Television

How Scary Is Midnight Mass, the New Netflix Show by the Creator of Haunting of Hill House?

Just because it’s made by the same writer-director doesn’t mean it has the same sorts of scares.

A photo of a bunch of white people in some sort of town park looking up in fear. Above them, a twitching meter and the words the Scaredy Scale.
Photo illustration by Slate. Photo by Eike Schroter/Netflix. 

For die-hards, no horror movie can be too scary. But for you, a wimp, the wrong one can leave you miserable. Never fear, scaredies, because Slate’s Scaredy Scale is here to help. We’ve put together a highly scientific and mostly spoiler-free system for rating new horror movies, comparing them with classics along a 10-point scale. And because not everyone is frightened by the same things—some viewers can’t stand jump scares, while others are haunted by more psychological terrors or simply can’t stomach arterial spurts—it breaks down each movie’s scares across three criteria: suspense, spookiness, and gore.

This time, the Scaredy Scale takes on Midnight Mass, the latest Netflix series from Mike Flanagan, the creator of The Haunting of Hill House and The Haunting of Bly Manor. Set in the remote fishing village of Crockett Island, located 30 miles off the U.S. coast, the series is built around the encounters between Zach Gilford’s recovering alcoholic, who has returned home after years in prison, and a charismatic Catholic priest played by Hamish Linklater, whose arrival on the island is followed by a string of strange occurrences that may be miracles—or the work of a significantly less divine presence. Will it stick in your bones or fade like a teenager’s catechism? Read on.
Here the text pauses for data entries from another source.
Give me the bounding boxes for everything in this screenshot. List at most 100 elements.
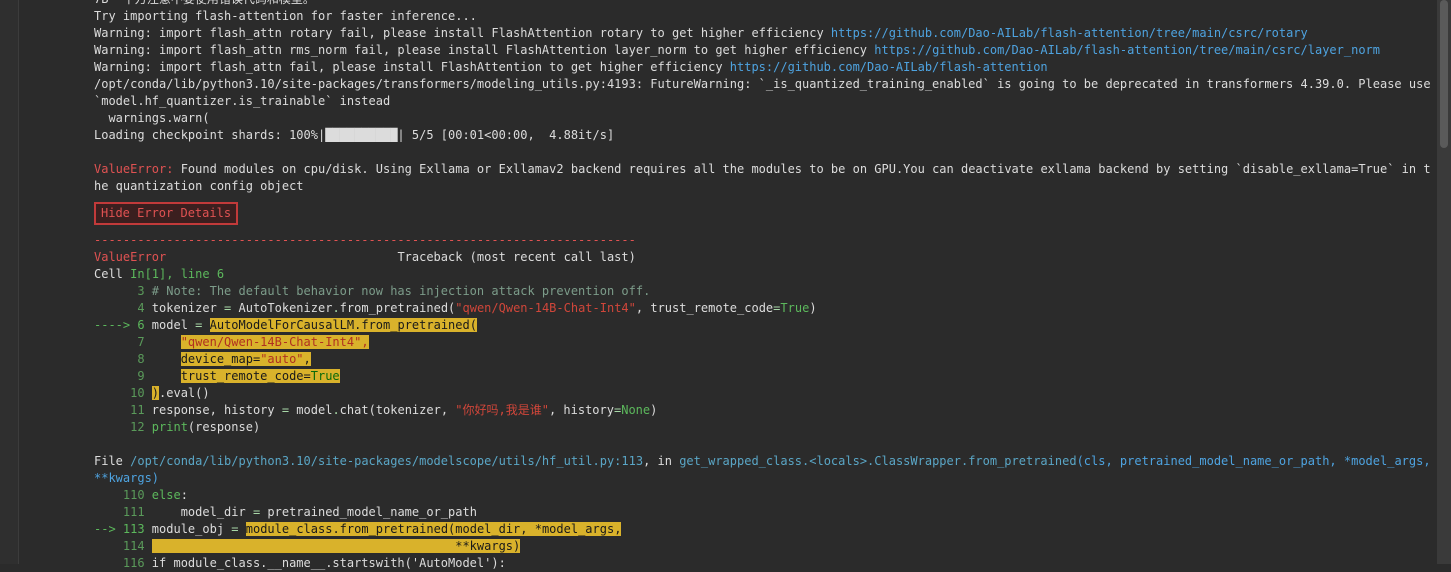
highlighted-code: **kwargs) [151,539,521,553]
code-token: = [281,403,290,417]
code-line-current: --> 113 module_obj = module_class.from_p… [94,521,1434,538]
line-number: 116 [94,556,152,570]
code-string: "你好吗,我是谁" [455,403,549,417]
highlighted-code: ) [151,386,160,400]
line-number: 114 [94,539,152,553]
error-arrow: ----> 6 [94,318,152,332]
warning-line: Warning: import flash_attn rotary fail, … [94,25,1434,42]
line-number: 11 [94,403,152,417]
warning-line: Warning: import flash_attn rms_norm fail… [94,42,1434,59]
file-path-link[interactable]: /opt/conda/lib/python3.10/site-packages/… [130,454,643,468]
code-line: 10 ).eval() [94,385,1434,402]
traceback-header: ValueError Traceback (most recent call l… [94,249,1434,266]
code-token: .eval() [159,386,210,400]
code-token: model [289,403,333,417]
error-summary: ValueError: Found modules on cpu/disk. U… [94,161,1434,195]
future-warning: /opt/conda/lib/python3.10/site-packages/… [94,77,1438,108]
vertical-scrollbar[interactable] [1437,0,1451,564]
warning-text: Warning: import flash_attn rms_norm fail… [94,43,875,57]
line-number: 12 [94,420,152,434]
line-number: 3 [94,284,152,298]
code-token: module_obj [151,522,232,536]
file-prefix: File [94,454,131,468]
code-comment: # Note: The default behavior now has inj… [151,284,651,298]
line-number: 9 [94,369,152,383]
code-token: tokenizer [151,301,225,315]
highlighted-code: True [310,369,340,383]
code-builtin: print [151,420,188,434]
cell-ref-link[interactable]: In[1], line 6 [130,267,224,281]
code-token: = [231,522,239,536]
flash-attn-link[interactable]: https://github.com/Dao-AILab/flash-atten… [730,60,1048,74]
code-line: 9 trust_remote_code=True [94,368,1434,385]
code-token: chat(tokenizer, [339,403,456,417]
code-token: ) [650,403,658,417]
line-number: 110 [94,488,152,502]
highlighted-code: "qwen/Qwen-14B-Chat-Int4", [180,335,369,349]
output-line: warnings.warn( [94,111,210,125]
code-string: "qwen/Qwen-14B-Chat-Int4" [455,301,636,315]
traceback-title: Traceback (most recent call last) [166,250,636,264]
traceback-cell-ref: Cell In[1], line 6 [94,266,1434,283]
warning-line: Warning: import flash_attn fail, please … [94,59,1434,76]
code-line: 111 model_dir = pretrained_model_name_or… [94,504,1434,521]
cell-output: 7B" 千万注意不要使用错误代码和模型。 Try importing flash… [94,0,1434,572]
error-message: Found modules on cpu/disk. Using Exllama… [94,162,1431,193]
traceback-error-name: ValueError [94,250,167,264]
line-number: 111 [94,505,152,519]
hide-error-details-button[interactable]: Hide Error Details [94,202,239,225]
line-number: 8 [94,352,152,366]
code-keyword: else [151,488,181,502]
code-token: pretrained_model_name_or_path [260,505,477,519]
code-line: 114 **kwargs) [94,538,1434,555]
error-toggle-row: Hide Error Details [94,195,1434,232]
code-line-current: ----> 6 model = AutoModelForCausalLM.fro… [94,317,1434,334]
progress-line: Loading checkpoint shards: 100%|████████… [94,128,615,142]
code-token: response, history [151,403,282,417]
highlighted-code: module_class.from_pretrained(model_dir, … [245,522,622,536]
code-token: (response) [187,420,261,434]
cell-prefix: Cell [94,267,131,281]
code-keyword: True [780,301,810,315]
code-token: from_pretrained( [339,301,456,315]
code-token: model [151,318,196,332]
line-number: 7 [94,335,152,349]
code-line: 11 response, history = model.chat(tokeni… [94,402,1434,419]
code-token: model_dir [151,505,253,519]
highlighted-code: AutoModelForCausalLM.from_pretrained( [209,318,477,332]
output-line: Try importing flash-attention for faster… [94,9,477,23]
highlighted-code: device_map= [180,352,261,366]
cell-gutter [0,0,19,564]
code-token: if module_class.__name__.startswith('Aut… [151,556,506,570]
flash-attn-rotary-link[interactable]: https://github.com/Dao-AILab/flash-atten… [831,26,1308,40]
code-token: AutoTokenizer [231,301,333,315]
traceback-divider: ----------------------------------------… [94,233,636,247]
code-line: 7 "qwen/Qwen-14B-Chat-Int4", [94,334,1434,351]
warning-text: Warning: import flash_attn rotary fail, … [94,26,831,40]
warning-text: Warning: import flash_attn fail, please … [94,60,730,74]
code-line: 12 print(response) [94,419,1434,436]
code-token: , history [548,403,614,417]
function-name: get_wrapped_class.<locals>.ClassWrapper.… [679,454,1077,468]
code-token: , trust_remote_code [635,301,774,315]
output-line: 7B" 千万注意不要使用错误代码和模型。 [94,0,1434,8]
highlighted-code: "auto" [260,352,304,366]
flash-attn-layer-norm-link[interactable]: https://github.com/Dao-AILab/flash-atten… [874,43,1380,57]
code-token: . [332,301,340,315]
in-word: , in [643,454,680,468]
line-number: 4 [94,301,152,315]
scrollbar-thumb[interactable] [1440,0,1448,148]
code-token: . [332,403,340,417]
code-line: 8 device_map="auto", [94,351,1434,368]
code-line: 4 tokenizer = AutoTokenizer.from_pretrai… [94,300,1434,317]
code-token: : [180,488,188,502]
highlighted-code: , [303,352,311,366]
code-line: 3 # Note: The default behavior now has i… [94,283,1434,300]
code-token: ) [809,301,817,315]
A chart titled “Suspense: How much will you dread the next kill or jump scare?” shows that Midnight Mass ranks a 7 in suspense, roughly the same as Jaws. Bly Manor earned the same score. The scale ranges from The Joy of Painting (0) to Alien (10).
Photo illustration by Slate

Netflix shows are rarely in a rush, but Midnight Mass takes full advantage of its seven-hour span to unveil its story slowly: It’s not until the end of the third hour that you know precisely what kind of trouble the people of Crockett Island are in. That leisurely approach gives the show time enough to establish its characters so that you actually care when bad things start happening to them, which heightens the suspense even further.

A chart titled “Gore: the Ick Factor” shows that Midnight Mass ranks a 7 in gore, roughly the same as Jaws. Bly Manor ranked a 1, roughly the same as Paranormal Activity. The scale ranges from Singin’ in the Rain (0) to the Saw franchise (10).
Photo illustration by Slate

Without giving too much away, suffice it to say that when the blood in Midnight Mass starts flowing, it does so in earnest. Throats are slashed, heads cracked open, and so on. Also, you know the horror movie rules about how nothing bad should happen to children or pets? Midnight Mass does not play by them.

A chart titled “Spookiness: How much will it haunt you after the movie is over?” shows that Midnight Mass ranks an 8 in spookiness, roughtly the same as The Babadook. Bly Manor ranked a 9, roughly the same as The Shining. The scale ranges from The Best Exotic Marigold Hotel (0) to The Exorcist (10).
Photo illustration by Slate

Sustaining a mood is what Midnight Mass does best, often forgoing look out behind you suspense in favor of steadily rising uncanniness. It’s a movie about belief, and the perversion of it, so that when Hamish Linklater starts giving off-kilter sermons, you know something is wrong, and the inability to immediately pinpoint it just makes it more unsettling. (Add at least one full point to this score if you were raised Catholic.) The resonance with the current tide of religious extremism in the U.S. isn’t underlined, but it doesn’t need to be to make the rising tide of fanaticism in this isolated, homogenous community feel especially eerie.

Overall: This is even more subjective, depending on what kinds of scares get you the most” shows that Midnight Mass ranks as a 7 overall, roughly the same as Alien. Bly Manor ranked a 6, roughly the same as Jaws. The scale ranges from Paddington (0) to the original Texas Chain Saw Massacre (10).
Photo illustration by Slate

Midnight Mass does eventually bring the horror goods—not for nothing is the last chapter named “Revelation,” for the book of the Bible that describes the apocalypse. But the true horrors of Crockett Island aren’t supernatural, even if the forces that reveal them are. It’s all too easy to picture a hemmed-in rural community that has seen better days falling under the sway of ideas that might eventually destroy them, and that’s harder to shake than anything that goes bump in the night.